The Mexican government will develop the creation of the laboratory for human identification in it National Institute of Genomic Medicine (INMEGEN) to face the forensic crisis that exists in the country and power “promote the application of scientific capabilities for the identification of complex samples”.
This according to a statement issued by the Ministry of Health and the Undersecretary of Human Rights, Population and Migration where it is detailed that the main objective of said space is:
“Having the technological equipment, human capacities, protocols and the necessary certifications to be able to analyze deteriorated bone remains that are difficult to identify.”
At the same time, the authorities expressed that with this scientific independence and international credibility are sought so that it is not necessary to send the complex identification samples abroad.
It should be noted that recently (early this year) an agreement was reached that researchers from one of the most prestigious institutions in the field (the Institute of Legal Medicine of the Medical University of Innsbruck, based in Austria) provide forensic identification training to INMEGEN specialists.
With that, two training stays were given in Innsbruck, as well as thetechnical support at INMEGEN to adapt the processes and the necessary infrastructure to carry out the analysis of human remains.
Thus, two Mexican researchers attached to INMEGEN were at the Institute of Legal Medicine of the Medical University of Innsbruck between May 1 and 16, where they were trained by Walther Parson (molecular biologist) and his team.
It should be noted that the laboratory of said expert focuses both on the human identification in the context of legal proceedingsas well as the study of ancient human remains of anthropological interest.
In recent years, the situation that the country is going through in terms of missing persons and not located in Mexico has been unearthed, like the bodies of clandestine graves.

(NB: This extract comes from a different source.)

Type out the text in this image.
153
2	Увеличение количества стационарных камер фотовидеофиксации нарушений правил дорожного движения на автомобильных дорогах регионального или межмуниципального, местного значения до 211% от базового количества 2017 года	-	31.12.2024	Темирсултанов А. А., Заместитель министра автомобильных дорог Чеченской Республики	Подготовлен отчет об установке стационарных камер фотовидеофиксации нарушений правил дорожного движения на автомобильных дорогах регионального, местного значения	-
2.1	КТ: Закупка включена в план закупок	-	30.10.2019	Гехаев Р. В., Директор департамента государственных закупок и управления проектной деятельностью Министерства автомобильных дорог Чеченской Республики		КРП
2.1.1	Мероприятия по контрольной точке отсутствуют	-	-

Today, Mexico accumulates more than 100 thousand people whose whereabouts are unknown. Added to this is the forensic crisis: it is estimated that in the country there are more than 52 thousand unidentified peopleand according to a report published by the UN Committee on Enforced DisappearancesIt is not because the remains of these people are not wanted, but because government institutions have not been able to address the situation.

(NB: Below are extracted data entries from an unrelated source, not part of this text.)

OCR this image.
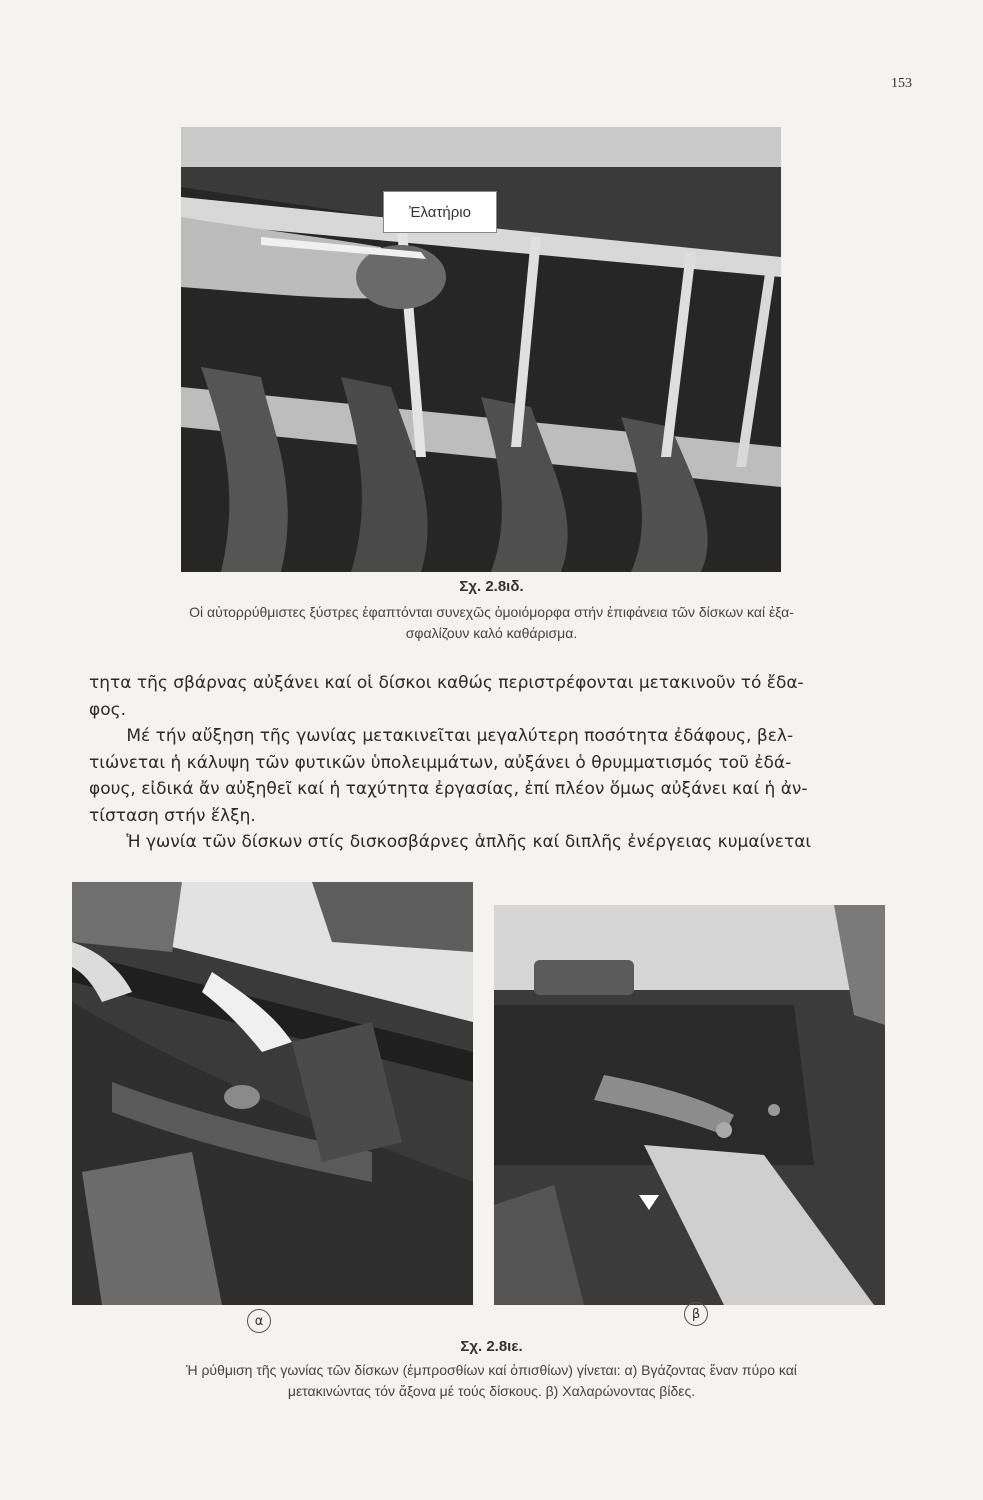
153
Ἐλατήριο
Σχ. 2.8ιδ.
Οἱ αὐτορρύθμιστες ξύστρες ἐφαπτόνται συνεχῶς ὁμοιόμορφα στήν ἐπιφάνεια τῶν δίσκων καί ἐξα-
σφαλίζουν καλό καθάρισμα.

τητα τῆς σβάρνας αὐξάνει καί οἱ δίσκοι καθώς περιστρέφονται μετακινοῦν τό ἔδα-
φος.

Μέ τήν αὔξηση τῆς γωνίας μετακινεῖται μεγαλύτερη ποσότητα ἐδάφους, βελ-
τιώνεται ἡ κάλυψη τῶν φυτικῶν ὑπολειμμάτων, αὐξάνει ὁ θρυμματισμός τοῦ ἐδά-
φους, εἰδικά ἄν αὐξηθεῖ καί ἡ ταχύτητα ἐργασίας, ἐπί πλέον ὅμως αὐξάνει καί ἡ ἀν-
τίσταση στήν ἕλξη.

Ἡ γωνία τῶν δίσκων στίς δισκοσβάρνες ἁπλῆς καί διπλῆς ἐνέργειας κυμαίνεται

α	β
Σχ. 2.8ιε.
Ἡ ρύθμιση τῆς γωνίας τῶν δίσκων (ἐμπροσθίων καί ὀπισθίων) γίνεται: α) Βγάζοντας ἕναν πύρο καί
μετακινώντας τόν ἄξονα μέ τούς δίσκους. β) Χαλαρώνοντας βίδες.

In fact, according to several experts interviewed by the Committee against Enforced Disappearances of the United Nations (UN), under current conditions it would take 120 years to identify the human remains, without counting the new bodies that are added every day.
Given this, an urgent request was made to the Mexican government to speed up care measures.

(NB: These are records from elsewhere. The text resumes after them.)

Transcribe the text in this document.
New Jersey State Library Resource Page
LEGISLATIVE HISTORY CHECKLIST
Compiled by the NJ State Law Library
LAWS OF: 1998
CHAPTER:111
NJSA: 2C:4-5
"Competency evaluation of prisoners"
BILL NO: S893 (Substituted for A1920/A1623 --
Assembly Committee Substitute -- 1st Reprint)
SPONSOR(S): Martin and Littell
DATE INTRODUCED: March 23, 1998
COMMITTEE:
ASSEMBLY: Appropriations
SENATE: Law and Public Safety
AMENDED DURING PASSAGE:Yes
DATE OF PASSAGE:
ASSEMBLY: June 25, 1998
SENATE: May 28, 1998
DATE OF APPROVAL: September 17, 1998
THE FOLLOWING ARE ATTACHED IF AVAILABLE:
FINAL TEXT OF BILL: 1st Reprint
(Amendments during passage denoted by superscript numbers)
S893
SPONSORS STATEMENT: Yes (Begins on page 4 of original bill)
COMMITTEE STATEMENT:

And it is that, as has been pointed out by groups searching for missing persons spread throughout the country, this figure could be much higher than that presented by the authorities.
These same groups, which in most cases are formed independently, have denounced that they have had to return samples of genetic material up to five times, after improper registration or loss in the hands of the authorities.
Within the report, the deficiencies of the registration system were also exhibited: information incomplete, outdated and lacking in relevant data (such as the date of entry of the deceased persons, their origin, place of discovery, bodies identified and delivered or not to the families and their location).